It was almost two decades ago that this author visited some of the local bodies in Rupendehi district together with Prof. Dr. Walter Kalin, who was then heading the public law department of Berne University in Switzerland. As a well-known local governance and civic engagement expert, when he came across the relatively well-planned development in Anandaban VDC with road access penetration and other civic amenities in almost all wards, he was quick to point out that civic capital in the VDC should be active and engaging. Now the VDC has been consolidated into the well-known Tilottama Municipality within the federal framework established by the constitution of Nepal.
Then the VDC was led by Romani Pathak, an educated, social and popular local leader who passed away recently. Though no such systematic studies have been conducted pinpointing relationship between civic capital and local government, especially to ascertain the extent to which active participation of civil society in local governance contributes to social accountability and development in Nepal, the pronounced differentials in governance and development outcomes in the local governments across the country can be attributed to the presence or absence of active, dynamic and responsible social and civic capital.
Social capital
Robert Putnam, the well-known US political scientist, is best known for popularising the concept of social and civic capital. According to Putnam, social capital comprises the networks, norms, and trust that enable people to join and work together in an associative manner. Robert Putnam’s well-known contribution to social capital in Northern Italy is his work titled “Making Democracy Work: Civic Traditions in Modern Italy”. In this study, he and his team spent quite a long period conducting research as to why some regional governments in Italy worked more effectively than others after the 1970s constitutional reforms, which had restructured Italy's governmental system and created governments at the regional level.

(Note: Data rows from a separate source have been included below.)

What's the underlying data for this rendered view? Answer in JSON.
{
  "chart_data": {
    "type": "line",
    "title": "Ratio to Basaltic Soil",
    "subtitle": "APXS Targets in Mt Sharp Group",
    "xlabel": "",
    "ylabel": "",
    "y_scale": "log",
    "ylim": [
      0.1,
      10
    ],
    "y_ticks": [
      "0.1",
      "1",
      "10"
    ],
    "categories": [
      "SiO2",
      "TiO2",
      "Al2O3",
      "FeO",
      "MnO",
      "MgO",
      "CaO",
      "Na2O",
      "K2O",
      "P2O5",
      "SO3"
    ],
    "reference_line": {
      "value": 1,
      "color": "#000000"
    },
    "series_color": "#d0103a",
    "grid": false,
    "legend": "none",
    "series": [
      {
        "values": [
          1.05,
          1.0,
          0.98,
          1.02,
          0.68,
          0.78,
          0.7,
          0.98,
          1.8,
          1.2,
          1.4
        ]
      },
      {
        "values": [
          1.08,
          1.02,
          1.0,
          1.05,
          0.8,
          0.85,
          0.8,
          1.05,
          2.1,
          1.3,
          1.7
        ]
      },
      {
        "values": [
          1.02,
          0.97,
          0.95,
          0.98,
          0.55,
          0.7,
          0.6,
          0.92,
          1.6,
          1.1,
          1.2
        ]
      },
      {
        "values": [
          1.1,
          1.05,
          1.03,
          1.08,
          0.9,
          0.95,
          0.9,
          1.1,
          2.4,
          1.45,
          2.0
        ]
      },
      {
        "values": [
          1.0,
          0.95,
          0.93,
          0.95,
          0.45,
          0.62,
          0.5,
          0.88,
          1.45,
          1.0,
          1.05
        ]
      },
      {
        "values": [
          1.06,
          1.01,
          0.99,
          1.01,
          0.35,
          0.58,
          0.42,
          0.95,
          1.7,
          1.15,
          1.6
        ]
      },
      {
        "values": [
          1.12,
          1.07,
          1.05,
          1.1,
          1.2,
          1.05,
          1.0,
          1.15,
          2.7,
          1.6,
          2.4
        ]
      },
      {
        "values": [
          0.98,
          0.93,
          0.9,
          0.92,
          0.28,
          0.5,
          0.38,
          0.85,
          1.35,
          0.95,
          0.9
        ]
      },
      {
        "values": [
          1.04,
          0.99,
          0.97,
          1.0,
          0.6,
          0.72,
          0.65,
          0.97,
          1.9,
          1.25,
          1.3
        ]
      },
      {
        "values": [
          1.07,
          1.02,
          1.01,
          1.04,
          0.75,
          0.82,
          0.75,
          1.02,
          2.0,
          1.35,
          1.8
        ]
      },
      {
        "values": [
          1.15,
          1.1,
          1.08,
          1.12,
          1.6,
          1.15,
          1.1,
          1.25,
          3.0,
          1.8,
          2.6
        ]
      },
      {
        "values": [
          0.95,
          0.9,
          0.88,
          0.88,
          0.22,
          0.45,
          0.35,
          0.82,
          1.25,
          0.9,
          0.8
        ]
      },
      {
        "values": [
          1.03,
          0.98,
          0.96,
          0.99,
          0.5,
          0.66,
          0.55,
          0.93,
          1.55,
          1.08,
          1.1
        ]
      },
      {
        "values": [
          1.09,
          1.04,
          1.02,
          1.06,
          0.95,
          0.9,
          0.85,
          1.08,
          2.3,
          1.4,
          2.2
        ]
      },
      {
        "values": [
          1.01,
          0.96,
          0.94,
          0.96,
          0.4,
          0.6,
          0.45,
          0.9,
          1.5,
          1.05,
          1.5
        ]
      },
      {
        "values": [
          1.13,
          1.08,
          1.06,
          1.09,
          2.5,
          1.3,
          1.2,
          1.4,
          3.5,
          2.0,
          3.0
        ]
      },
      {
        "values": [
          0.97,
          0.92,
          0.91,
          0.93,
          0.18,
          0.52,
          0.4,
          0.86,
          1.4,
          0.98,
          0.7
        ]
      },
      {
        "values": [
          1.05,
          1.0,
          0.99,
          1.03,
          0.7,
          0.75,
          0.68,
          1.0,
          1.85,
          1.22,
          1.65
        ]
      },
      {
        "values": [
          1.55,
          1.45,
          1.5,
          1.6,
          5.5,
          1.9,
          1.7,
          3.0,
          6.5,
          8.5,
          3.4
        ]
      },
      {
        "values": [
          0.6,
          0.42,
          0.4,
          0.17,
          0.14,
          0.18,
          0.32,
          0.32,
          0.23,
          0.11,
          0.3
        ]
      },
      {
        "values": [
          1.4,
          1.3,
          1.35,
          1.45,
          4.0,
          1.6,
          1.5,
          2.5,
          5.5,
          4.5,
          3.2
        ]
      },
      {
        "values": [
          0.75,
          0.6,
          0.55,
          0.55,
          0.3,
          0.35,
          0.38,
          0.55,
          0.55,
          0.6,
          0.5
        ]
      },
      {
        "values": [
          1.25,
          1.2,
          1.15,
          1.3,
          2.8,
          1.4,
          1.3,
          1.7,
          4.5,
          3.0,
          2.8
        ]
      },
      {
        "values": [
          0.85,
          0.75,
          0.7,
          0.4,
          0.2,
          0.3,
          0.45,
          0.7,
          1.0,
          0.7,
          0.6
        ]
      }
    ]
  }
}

The research found that northern Italian regions had dense networks of civic engagement—such as local associations, cooperatives, sports clubs, cultural groups, and voluntary organisations. Citizens trusted each other and participated actively in public affairs, enhancing cooperation beyond family or close kin. In this study, it was traced that the centuries-old traditions of communal self-governance in the north, especially in medieval city-states, encouraged habits of cooperation and public-spiritedness. In short, Putnam argued that northern Italy’s strong tradition of civic participation and trust was the foundation for its effective democracy and good governance. This offers an example of how social capital improves institutional performance.
However, in his latest work, "Bowling Alone", Putnam lamented the growing trend of decline of social capital and civic virtue. In this book, he took the case of American society itself. He argued that social capital in the U.S. had been declining, as shown by reduced civic engagement, weaker community ties, and less participation in organisations. He distinguished between bonding social capital - ties within similar groups and bridging social capital - connections across diverse groups, emphasising that both are crucial for a healthy democracy and community well-being.
Ever since the publication of Alexis de Tocqueville’s "Democracy in America", the United States has indeed played a central role in systematic studies of the links between democracy and civic capital. Although this is in part because trends in American life are often regarded as pioneers of social modernisation, it is also because America has traditionally been considered unusually “civic” - a reputation that has not been entirely unwarranted and unjustified. When French political scientist Tocqueville visited the United States in the 1830s to study democracy at work, it was the Americans’ propensity for civic association that most impressed him as the key to their unprecedented ability to make the US democracy work.
Many students of the new democracies that have emerged over the past decade and a half have emphasised the importance of a strong and active civil society to the consolidation of democracy. Especially about the post-communist countries in Eastern Europe and former soviet socialist republics, scholars and democratic activists alike have lamented the absence or obliteration of traditions of independent civic engagement and a widespread tendency toward passive dependence on the state. The advanced Western democracies and, above all, the United States have therefore typically been taken as models to be emulated.
Civic engagement
Studies of trends in social connectedness and civic engagement have tacitly assumed that all the forms of social capital that we have discussed are themselves coherently correlated across individuals. Members of associations are much more likely than non-members to participate in politics, to spend time with neighbours, to express social trust, and so on. The close correlation between social trust and associational membership is true not only across time and individuals, but also across countries. Recently, social scientists of a neo-Tocquevillean bent have found a wide range of empirical evidence that the quality of public life and the performance of social institutions are indeed powerfully influenced by norms and networks of civic engagement.
Researchers in such fields as education, urban poverty, and unemployment, the control of crime and drug abuse, and even health have discovered that successful outcomes are more likely in civically engaged communities. Similarly, research on the varying economic attainments of different ethnic groups in the United States and many other countries has demonstrated the importance of social bonds within each group. In Nepal, our social and political scientists must conduct studies on various dimensions of social capital to rediscover the importance of fostering local governance, social harmony, and development.